Consider an organization that receives emails from clients, and they’d like to analyze those emails to extract certain data to gain insight. Email clients only go so far as to help with organization and analysis. Manually analyzing huge volumes of email data just to extract the relevant details is tedious and time-consuming. This task needs to be automated through code, but dealing with HTML-based files can have its own set of concerns. ComponentOne TextParser proves to be efficient in extracting the right amount of data from structured sources like HTML emails.

This blog will focus on using C1TextParser to automate the process of extracting invoice totals from HTML-structured files. We will be creating an HTML extractor that extracts details like invoice total, order number, shipping charges, and address of the customer from the invoices that have a similar repeated structure.

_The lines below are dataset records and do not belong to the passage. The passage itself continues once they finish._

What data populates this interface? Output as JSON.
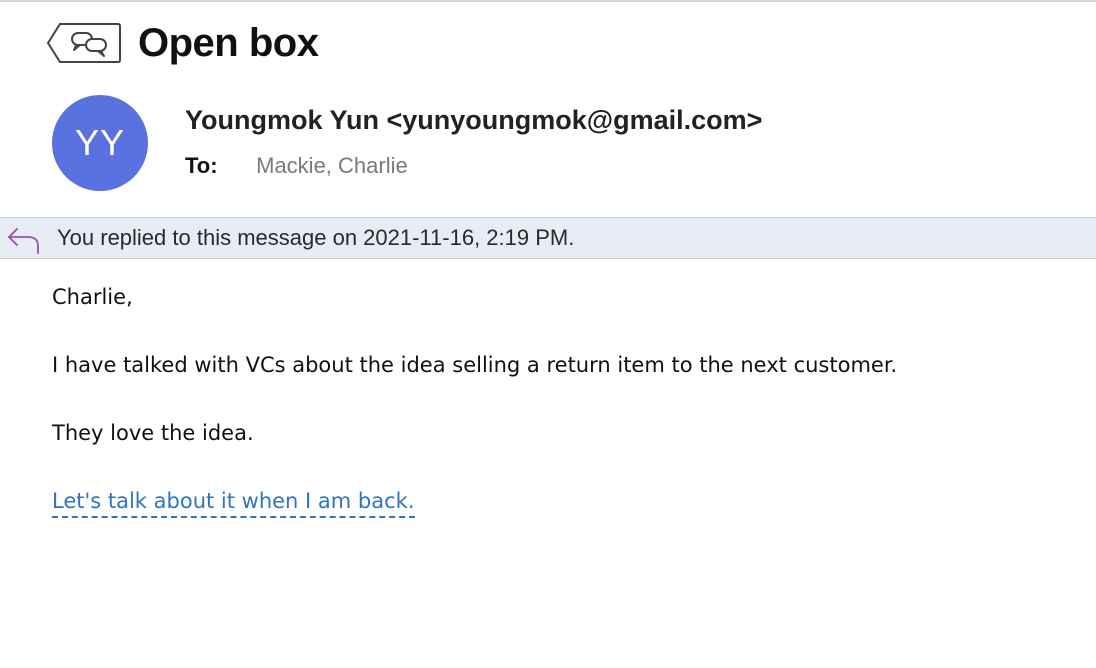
{
  "message": {
    "subject": "Open box",
    "sender": {
      "initials": "YY",
      "display": "Youngmok Yun <yunyoungmok@gmail.com>",
      "avatar_color": "#5a72e0"
    },
    "recipients": {
      "label": "To:",
      "value": "Mackie, Charlie"
    },
    "reply_notice": "You replied to this message on 2021-11-16, 2:19 PM.",
    "body": {
      "greeting": "Charlie,",
      "paragraph_1": "I have talked with VCs about the idea selling a return item to the next customer.",
      "paragraph_2": "They love the idea.",
      "link_text": "Let's talk about it when I am back."
    }
  },
  "icons": {
    "back": "conversation-back-icon",
    "reply": "reply-arrow-icon"
  },
  "colors": {
    "banner_bg": "#e8ecf4",
    "link": "#2f74c0",
    "reply_icon": "#9a4fb0"
  }
}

To develop an application for the same, we need to follow these steps:

Create a new WPF application
Install the required NuGet packages to your app
Creating an HTML extractor
Extract the required details and parse them in JSON format
Deserializing the extracted JSON result
Using ComponentOne’s WPF FlexGrid to display the extracted data

Create a New WPF Application

1. Open Visual Studio. Select ‘Create a new project’.

2. Enter ‘wpf app’ in the search bar and select WPF App (.NET Framework) in the ‘Create a new project' dialog box. Click Next.

3. Add project configurations like project name, project location, and framework in the Configure your new project dialog box.

Installing the Required Nuget Packages to Your App

1. In the Solution Explorer(Ctrl+Alt+L), right-click on the project and select Manage NuGet Packages.

2. Search for C1.TextParser under the Browse tab and install the latest version.

Completing the above steps will add the C1TextParser library to your project.

Creating an HTML Extractor

In this step, we will be creating an HTML extractor using our email invoice template.

To begin with, we will use one of the invoice emails as a template file that will contain the placeholders for the text to be extracted.

Placeholders define the XPath of the text places which are to be extracted from the source files. XPath is a path expression used to navigate the elements in an XML/HTML code.

Define the template stream by opening the template file’s HTML content and passing it to an HTML extractor.

    _receiptTemplateStream = File.Open(ParserStringResource.TemplateFilePath, FileMode.Open);
    _htmlExtractor = new HtmlExtractor(_receiptTemplateStream);

Now, add the placeholders to the HTML extractor.

    // function to add place holders to HTML Extractor 

    public void AddPlaceHoldersToExtractor() 
    { 
        _htmlExtractor.AddPlaceHolder("TotalAmount", _invoiceExtractorConfiguration.TotalAmtSamplePath, 1, 5); 
        _htmlExtractor.AddPlaceHolder("ShippingCharges", _invoiceExtractorConfiguration.ShipAmtSamplePath, 1, 4);
        _htmlExtractor.AddPlaceHolder("AddressLine1", _invoiceExtractorConfiguration.AddressLine1SamplePath); 
        _htmlExtractor.AddPlaceHolder("AddressLine2", _invoiceExtractorConfiguration.AddressLine2SamplePath); 
        _htmlExtractor.AddPlaceHolder("AddressLine3", _invoiceExtractorConfiguration.AddressLine3SamplePath);
        _htmlExtractor.AddPlaceHolder("OrderNo", _invoiceExtractorConfiguration.OrderNumSamplePath); 
    }

How to get the XPath using Chrome browser?

To get the XPath, we will need to inspect the HTML source code of the template file and locate the element containing the text to be extracted.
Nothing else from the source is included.